The union representing Winnipeg's firefighters is "saddened and disappointed" by allegations one of its members neglected his duties to engage in an on-duty sexual romp.
But the United Fire Fighters of Winnipeg is urging citizens not to use the incident to paint all firefighters with the same brush.
"An incident is currently being investigated and the allegations refer to the actions of one, and only one, firefighter," the union said in a written statement posted Friday on its Winnipeg website.
"Incidents such as this are extremely rare and isolated and should in no way affect the respect that the citizens of Winnipeg have for their firefighters."
The statement came hours after a Free Press story detailed an ongoing internal investigation. The incident has sparked some fiery local debate, with members of the public clearly divided over the seriousness of the allegations.
The firefighter in question is accused of leaving the Osborne Street fire hall on July 17, only to be found later in an equipment shed behind the building in a "compromising position" with a woman who was visiting.
The Winnipeg Fire Paramedic Service is also probing whether his actions caused the other seven members of his shift to be unable to report to an emergency call.
Officials say no calls for service were missed or delayed.
"The other firefighters who were stationed at the fire hall were not involved in any way whatsoever. The officers reported the incident immediately," the union statement said.
Ken Sim, the deputy chief of operations for the WFPS, told the Free Press on Thursday there was a lengthy delay in bringing the matter to management's attention.
"It's surprising it took so long to come forward," said Sim, who couldn't offer any explanation for the delay. He said management first heard about it through the proverbial "rumour mill" and began to investigate after learning it had "merit."

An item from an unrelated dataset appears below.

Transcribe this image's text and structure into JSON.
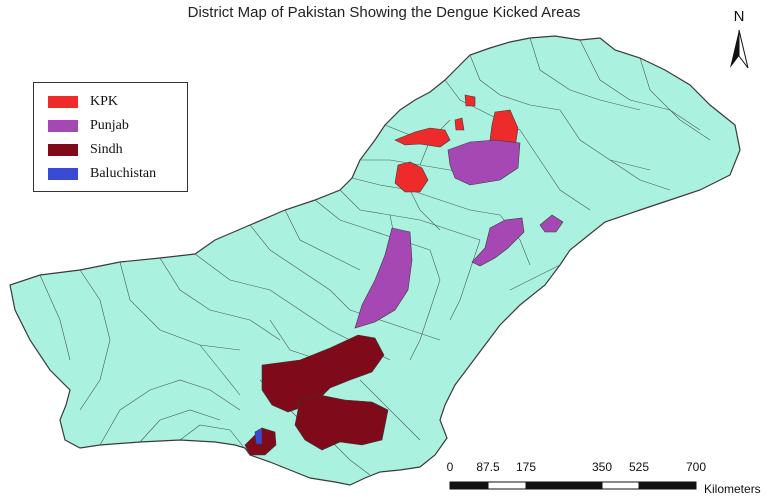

A platoon chief has been assigned to interview all firefighters working in the station that night and is expected to submit a report to the WFPS in the next few days.
Sim said a decision will then be made regarding possible disciplinary action against the employee, who has been transferred to another station while the matter is investigated. Sim said potential discipline could include forced time off, a letter on his permanent record and "remedial education."
"We will continue to give the citizens a very high level of service in fire and medical emergencies and we will continue to put our lives on the line daily to ensure that the citizens are safe," continued the union statement.
"We have protected Winnipeg's citizens for 128 years and we will continue to deliver that same high level of service for the next 128 years and beyond."
The statement ended by saying no further comments would be made until the investigation was completed.
Union president Alex Forrest is away, and was unavailable for an interview.
The Osborne Street fire hall is no stranger to controversy.
It made headlines in 2004 after firefighters were accused of improper behaviour with several young female visitors. Three firefighters were demoted, but two later regained their positions with back pay after the case went to a provincial labour hearing.